Natürlich erfolgt dieses Ziehen und Abwerfen nicht streng sequentiell, sondern jeder Spieler hat einen Anfangspuffer von 8 Karten auf der Hand, in den er die gezogenen Karten erst einreihen und aus denen er die für den Abwurf bestimmte Karte auswählen kann.
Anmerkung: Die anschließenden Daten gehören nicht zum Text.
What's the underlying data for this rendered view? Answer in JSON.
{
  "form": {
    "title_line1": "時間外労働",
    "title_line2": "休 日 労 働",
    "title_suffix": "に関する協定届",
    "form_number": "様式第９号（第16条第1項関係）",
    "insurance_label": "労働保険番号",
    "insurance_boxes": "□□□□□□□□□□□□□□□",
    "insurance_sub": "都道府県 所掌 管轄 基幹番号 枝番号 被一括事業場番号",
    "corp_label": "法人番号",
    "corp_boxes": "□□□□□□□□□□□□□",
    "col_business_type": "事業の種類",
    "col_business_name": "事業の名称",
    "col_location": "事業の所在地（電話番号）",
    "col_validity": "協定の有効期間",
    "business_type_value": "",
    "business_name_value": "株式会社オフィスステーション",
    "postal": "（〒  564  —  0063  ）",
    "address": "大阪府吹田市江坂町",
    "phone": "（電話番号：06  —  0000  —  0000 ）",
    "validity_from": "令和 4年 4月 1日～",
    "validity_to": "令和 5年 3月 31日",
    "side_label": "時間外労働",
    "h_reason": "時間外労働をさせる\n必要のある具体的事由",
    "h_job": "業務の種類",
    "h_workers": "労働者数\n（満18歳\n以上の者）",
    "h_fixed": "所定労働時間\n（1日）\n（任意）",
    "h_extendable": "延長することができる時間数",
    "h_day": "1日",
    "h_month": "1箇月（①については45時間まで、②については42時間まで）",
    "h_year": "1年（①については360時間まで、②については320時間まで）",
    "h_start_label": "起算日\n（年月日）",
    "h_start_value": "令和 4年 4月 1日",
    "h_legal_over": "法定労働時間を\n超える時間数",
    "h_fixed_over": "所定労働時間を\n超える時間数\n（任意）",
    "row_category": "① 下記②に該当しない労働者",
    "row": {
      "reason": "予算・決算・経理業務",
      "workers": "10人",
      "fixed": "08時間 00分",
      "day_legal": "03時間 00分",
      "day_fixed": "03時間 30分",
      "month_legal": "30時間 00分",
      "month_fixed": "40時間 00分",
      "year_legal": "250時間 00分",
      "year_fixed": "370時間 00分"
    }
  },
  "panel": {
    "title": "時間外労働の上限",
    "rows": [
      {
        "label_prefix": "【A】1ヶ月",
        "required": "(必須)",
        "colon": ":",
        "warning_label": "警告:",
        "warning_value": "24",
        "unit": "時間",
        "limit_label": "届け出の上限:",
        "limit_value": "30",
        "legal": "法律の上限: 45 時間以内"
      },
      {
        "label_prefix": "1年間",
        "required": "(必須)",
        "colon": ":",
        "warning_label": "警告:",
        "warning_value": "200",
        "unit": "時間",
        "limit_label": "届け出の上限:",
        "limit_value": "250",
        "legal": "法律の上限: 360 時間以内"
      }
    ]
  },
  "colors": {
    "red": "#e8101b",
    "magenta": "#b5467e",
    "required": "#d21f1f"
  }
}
Insgesamt gibt es 134 Karten. Einige davon darf man asynchron spielen, d.h. zu jedem beliebigen Zeitpunkt außer der Reihe. Mit diesen kann man allerlei Unfug anstellen, z.B. von einem beliebigen Mitspieler eine Karte wegnehmen, die Zugreihenfolge umdrehen, eine offen ausliegende Karte eines Mitspielers entwerten, und was dergleichen Schikanen mehr sind.
Für jeden Spieler gibt es genau 10 "gute" Karten. Die sind Karten, auf denen Zahlen in der Farbe des Spielers aufgedruckt sind. Die Zahlen sind die Pluspunkte, die man erhält, wenn die Karte am Ende des Spieles noch gültig in der eigenen "Sammlung-guter-Karten" liegt. Es gehört nicht viel Analytik dazu, um zu erkennen, dass bei 5 Mitspielern jeder im gesamten Spielverlauf durchschnittlich nur 2 "gute" Karten bekommt. In der Regel hat man überhaupt keine gute Karte (mehr) auf der Hand und legt halt irgendetwas ab, von dem man hofft, dass ein Mitspieler gierig und frustriert hinterher schaut.
Aber es ist noch krasser. Die Zahlenwerte der "guten" Karten gehen von 50 bis 1000, dabei kommen die unteren Werte häufiger, die Werte 500 und 1000 genau einmal vor. Um in der Endabrechung überhaupt eine Chance zu haben, muss man mindestens seine Top-Karte ergattern und ablegen. Aber man muss das ganze Spiel 5 mal komplett durchspielen, um ein einziges Mal die eigene 1000 rechtlich einwandfrei erworben zu haben.
Ehrlicherweise muss ich gestehen, dass es noch andere Möglichkeiten gibt, an seine 1000er Karte zu kommen. Wenn ein Mitspieler diese Karte mit unverhohlener Schadenfreude auf dem "Garbage-Stapel" abgeworfen hat und ich eine asynchrone "Diebeskarte" auf der Hand habe, kann ich die abgeworfene 1000er stehlen und in meine eigene Sammlung einreihen. 9 Diebeskarten gibt es. Also durchschnittlich zweimal werde ich zum Stehlen Gelegenheit haben. Vorausgesetzt, ein Mitspieler wirft eine brauchbare Karte ab. Sicherer ist es für ihn freilich, diese Karte bis zum Spielende in der Hand zu behalten.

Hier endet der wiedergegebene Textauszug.